First it was edified; then it was multiplied. You want to know the pattern for church growth? People say to me, “how do you build a church?” You don’t build a church. You build a believer, and the church will build itself. There it is. First edify. What kind of growth is that? Spiritual. Then multiply. What kind of growth is that? Numerical. You people who are here today aren’t here because we had a contest to get you here. You’re here in most cases, in fact, if not in all cases, because some Christian’s lives were changed and they touched your life. That’s the only way God ever intended the church to grow. And it grew.

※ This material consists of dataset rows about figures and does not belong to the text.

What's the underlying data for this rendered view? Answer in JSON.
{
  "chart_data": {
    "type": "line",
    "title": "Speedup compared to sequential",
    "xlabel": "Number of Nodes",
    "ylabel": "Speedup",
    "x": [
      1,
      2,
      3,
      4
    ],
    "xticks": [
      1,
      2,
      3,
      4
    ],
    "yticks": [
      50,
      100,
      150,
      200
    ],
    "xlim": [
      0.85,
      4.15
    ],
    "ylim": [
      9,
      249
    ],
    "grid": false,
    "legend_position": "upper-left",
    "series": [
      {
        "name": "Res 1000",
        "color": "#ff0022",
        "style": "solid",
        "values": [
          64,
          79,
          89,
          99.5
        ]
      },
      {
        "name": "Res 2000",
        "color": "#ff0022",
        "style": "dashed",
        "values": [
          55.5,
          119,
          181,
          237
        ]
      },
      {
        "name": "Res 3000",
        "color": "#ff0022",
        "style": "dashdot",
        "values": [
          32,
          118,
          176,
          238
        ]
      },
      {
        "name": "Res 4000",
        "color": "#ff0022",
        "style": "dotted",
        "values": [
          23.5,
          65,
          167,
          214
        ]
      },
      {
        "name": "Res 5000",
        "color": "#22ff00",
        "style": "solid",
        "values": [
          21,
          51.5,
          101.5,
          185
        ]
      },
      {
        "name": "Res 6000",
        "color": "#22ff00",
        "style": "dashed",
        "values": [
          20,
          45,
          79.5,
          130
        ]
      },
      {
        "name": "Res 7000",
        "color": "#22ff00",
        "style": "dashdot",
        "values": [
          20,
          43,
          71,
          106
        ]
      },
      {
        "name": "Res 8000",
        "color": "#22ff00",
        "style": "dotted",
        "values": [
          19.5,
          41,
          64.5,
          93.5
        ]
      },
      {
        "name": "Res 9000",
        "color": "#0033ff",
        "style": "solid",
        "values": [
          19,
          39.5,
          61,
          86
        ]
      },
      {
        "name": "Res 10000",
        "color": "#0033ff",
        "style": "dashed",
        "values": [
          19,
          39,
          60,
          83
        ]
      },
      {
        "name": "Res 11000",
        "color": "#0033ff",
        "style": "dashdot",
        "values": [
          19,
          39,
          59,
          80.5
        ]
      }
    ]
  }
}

Well, in his homily on the book of Romans, John Chrystosom – the great early church father, the golden tongued orator – said that he loved best of all the city of Rome. And somebody said: “why the city of Rome”? And he said “because Paul is buried there and at the rapture he’ll come out of the ground there.” And that’s why I love it. And then he went on to say this, “I would just like to see the dust of Paul’s body that sowed the gospel everywhere, the dust of that mouth which lifted the truth on high and through which Christ spoke, the dust of those feet that ran throughout the world and never grew weary, the dust of those eyes which were blinded, yet received their sight and saw the salvation of thousands.”

What a man he was. May he stand for all time as he has, and in your life and in your mind as the illustration of what God can do in your life – if you’ll let Him transform you. Let’s pray.

Father, we thank You that we’ve seen again what You can do by Your power in transforming people. Thank You for this man’s life. May it be a living testimony to us of the power of God in the life of a man, no matter how bad he is to turn him around, to change him into something miraculous and usable for Your glory.

Father, change some people even this morning. May some come to You by faith and be changed in their nature and God begin in a fresh way that change in their life. And then Lord, continue at even a faster pace to change Christians into the image of Christ. God, may we yield more of ourselves to that change. We pray in Christ’s name. Amen.